Na Feira da José Avelino, tradicional ponto de venda, há intensa circulação de pessoas em corredores estreitos. O G1 flagrou várias delas sem o uso de máscara ou com a peça sob o queixo.
A ambulante Liduína da Silva diz que cumpre o papel dela, mas reclama que nem todos os clientes fazem o mesmo. “A movimentação tá boa, mas melhor é de madrugada. A gente fica com medo porque tem muita gente que não usa. Eu até peço pra colocarem, mas o pessoal é teimoso”, lamenta.
Vinda do Maranhão para comprar confecções, a comerciante Maria das Graças Lima reconhece que o cenário no local é “perigoso” para a contaminação. “Quase não saio do Buraco da Gia porque tem muita gente. Mas a gente precisa trabalhar, é um risco que a gente corre. Aqui estamos coladas umas nas outras”, afirma.
Fiscais presentes
Compras de fim de ano atraem multidão ao centro comercial de Fortaleza
José Leomar/SVM
Equipes da Guarda Municipal de Fortaleza (GMF) e da Autarquia Municipal de Trânsito e Cidadania (AMC) estão no local. Servidores da Agência de Fiscalização de Fortaleza (Agefis) também realizam abordagens esclarecendo sobre as formas de prevenção.
“Essa ação é muito importante considerando o aumento recente de festividades, aglomerações e do número de denúncias de eventos onde as pessoas estão aglomeradas e sem máscara, como em shoppings, restaurantes e praças. Esses eventos são caracterizados muitas vezes como super disseminadores da Covid-19”, lembra a técnica da Vigilância Sanitária da Secretaria da Saúde, Jane Cris Cunha.
Em Fortaleza, devem ser verificados eventos a partir do histórico e georreferenciamento de locais onde existem mais registros de aglomerações.
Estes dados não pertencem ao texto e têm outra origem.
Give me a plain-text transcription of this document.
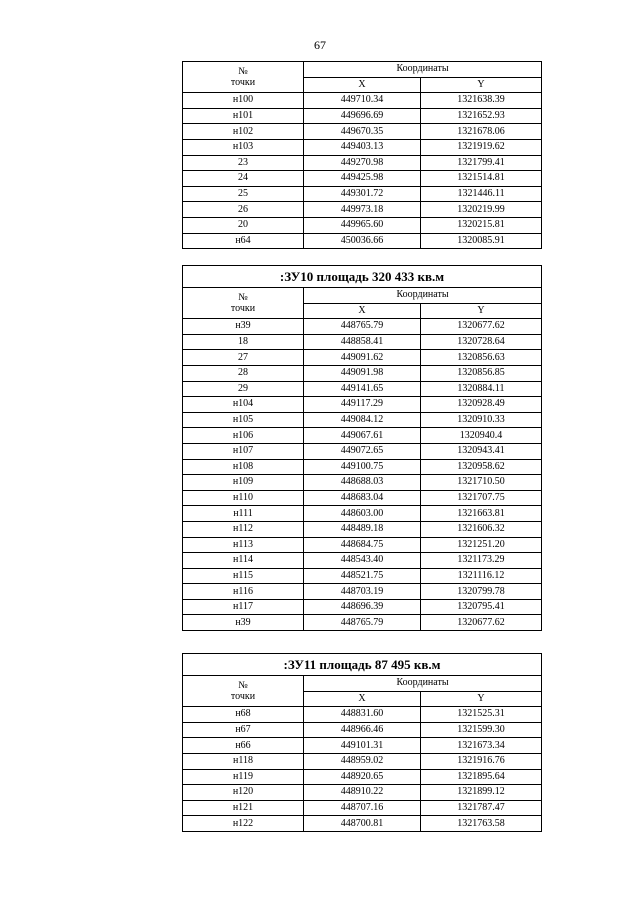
67
№
точки	Координаты	
	X	Y
н100	449710.34	1321638.39
н101	449696.69	1321652.93
н102	449670.35	1321678.06
н103	449403.13	1321919.62
23	449270.98	1321799.41
24	449425.98	1321514.81
25	449301.72	1321446.11
26	449973.18	1320219.99
20	449965.60	1320215.81
н64	450036.66	1320085.91
:ЗУ10 площадь 320 433 кв.м		
№
точки	Координаты	
	X	Y
н39	448765.79	1320677.62
18	448858.41	1320728.64
27	449091.62	1320856.63
28	449091.98	1320856.85
29	449141.65	1320884.11
н104	449117.29	1320928.49
н105	449084.12	1320910.33
н106	449067.61	1320940.4
н107	449072.65	1320943.41
н108	449100.75	1320958.62
н109	448688.03	1321710.50
н110	448683.04	1321707.75
н111	448603.00	1321663.81
н112	448489.18	1321606.32
н113	448684.75	1321251.20
н114	448543.40	1321173.29
н115	448521.75	1321116.12
н116	448703.19	1320799.78
н117	448696.39	1320795.41
н39	448765.79	1320677.62
:ЗУ11 площадь 87 495 кв.м		
№
точки	Координаты	
	X	Y
н68	448831.60	1321525.31
н67	448966.46	1321599.30
н66	449101.31	1321673.34
н118	448959.02	1321916.76
н119	448920.65	1321895.64
н120	448910.22	1321899.12
н121	448707.16	1321787.47
н122	448700.81	1321763.58
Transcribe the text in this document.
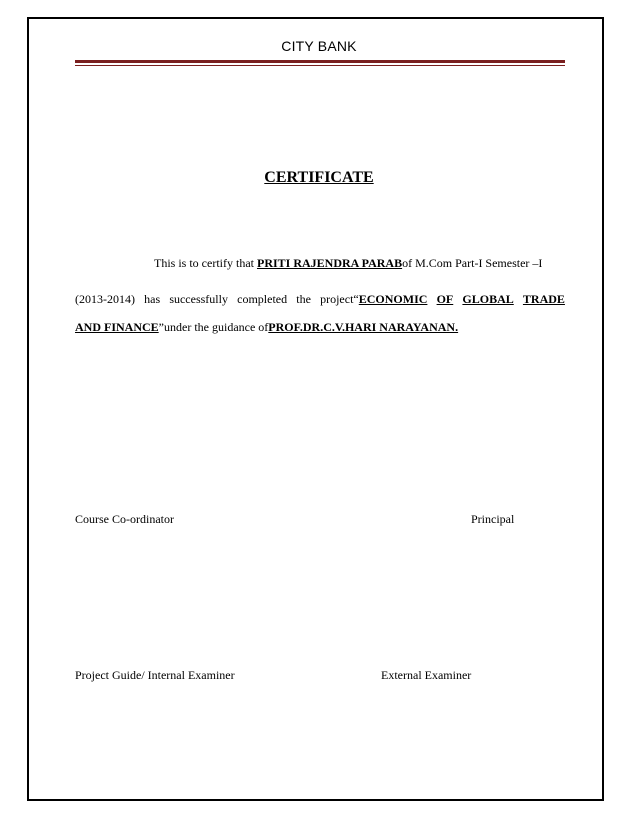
CITY BANK
CERTIFICATE
This is to certify that PRITI RAJENDRA PARABof M.Com Part-I Semester –I
(2013-2014) has successfully completed the project“ECONOMIC OF GLOBAL TRADE
AND FINANCE”under the guidance ofPROF.DR.C.V.HARI NARAYANAN.
Course Co-ordinator	Principal
Project Guide/ Internal Examiner	External Examiner
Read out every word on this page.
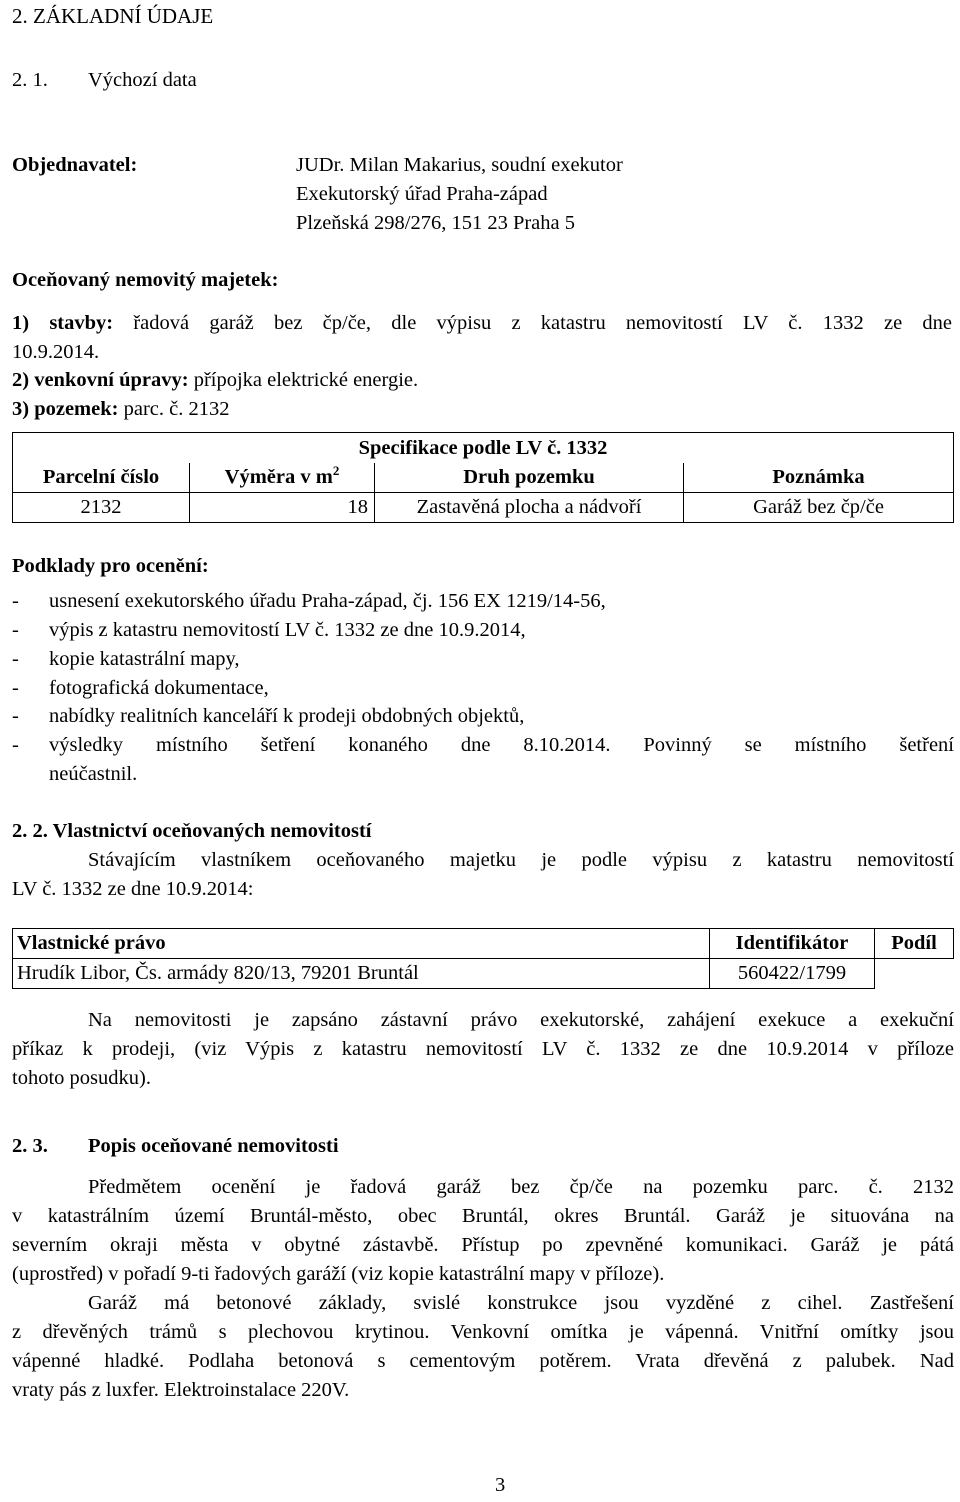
2. ZÁKLADNÍ ÚDAJE
2. 1. Výchozí data
Objednavatel:	JUDr. Milan Makarius, soudní exekutor
Exekutorský úřad Praha-západ
Plzeňská 298/276, 151 23 Praha 5
Oceňovaný nemovitý majetek:
1) stavby: řadová garáž bez čp/če, dle výpisu z katastru nemovitostí LV č. 1332 ze dne
10.9.2014.
2) venkovní úpravy: přípojka elektrické energie.
3) pozemek: parc. č. 2132
Specifikace podle LV č. 1332			
Parcelní číslo	Výměra v $m^2$	Druh pozemku	Poznámka
2132	18	Zastavěná plocha a nádvoří	Garáž bez čp/če
Podklady pro ocenění:
- usnesení exekutorského úřadu Praha-západ, čj. 156 EX 1219/14-56,
- výpis z katastru nemovitostí LV č. 1332 ze dne 10.9.2014,
- kopie katastrální mapy,
- fotografická dokumentace,
- nabídky realitních kanceláří k prodeji obdobných objektů,
- výsledky místního šetření konaného dne 8.10.2014. Povinný se místního šetření
neúčastnil.
2. 2. Vlastnictví oceňovaných nemovitostí
Stávajícím vlastníkem oceňovaného majetku je podle výpisu z katastru nemovitostí
LV č. 1332 ze dne 10.9.2014:
Vlastnické právo	Identifikátor	Podíl
Hrudík Libor, Čs. armády 820/13, 79201 Bruntál	560422/1799	
Na nemovitosti je zapsáno zástavní právo exekutorské, zahájení exekuce a exekuční
příkaz k prodeji, (viz Výpis z katastru nemovitostí LV č. 1332 ze dne 10.9.2014 v příloze
tohoto posudku).
2. 3. Popis oceňované nemovitosti
Předmětem ocenění je řadová garáž bez čp/če na pozemku parc. č. 2132
v katastrálním území Bruntál-město, obec Bruntál, okres Bruntál. Garáž je situována na
severním okraji města v obytné zástavbě. Přístup po zpevněné komunikaci. Garáž je pátá
(uprostřed) v pořadí 9-ti řadových garáží (viz kopie katastrální mapy v příloze).
Garáž má betonové základy, svislé konstrukce jsou vyzděné z cihel. Zastřešení
z dřevěných trámů s plechovou krytinou. Venkovní omítka je vápenná. Vnitřní omítky jsou
vápenné hladké. Podlaha betonová s cementovým potěrem. Vrata dřevěná z palubek. Nad
vraty pás z luxfer. Elektroinstalace 220V.
3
As abordagens observarão o uso de máscara, o distanciamento entre as pessoas, o excesso de capacidade e o cumprimento do horário permitido de funcionamento.
8 mil ações de fiscalização
Operação iniciada neste sábado em Fortaleza reforça fiscalização para cumprir as normas de segurança sanitária
José Leomar/SVM
A Vigilância Sanitária do Ceará já realizou 8.833 fiscalizações desde o início da pandemia. Ao todo, 118 estabelecimentos receberam autuações, entre advertências, multas e interdições. A secretária de Vigilância e Regulação da Sesa, Magda Almeida, reforça que o Estado enfrenta atualmente um “aumento persistente de casos” e um recente aumento de óbitos.
“À medida que acomete a população mais jovem, começa a ter reflexo na mortalidade entre mais idosos. O aumento de óbitos é mais preocupante em Fortaleza, onde há maior densidade populacional. Nesse momento, é importante manter o distanciamento, usar máscara e proteger as pessoas mais vulneráveis”, explica.
Para Almeida, é preciso ter mais paciência até que a vacina esteja disponível para a população. O Governo do Ceará já anunciou que está fazendo articulações para trazer o imunizante ao Estado e já estabeleceu planos de ação para o início da aplicação.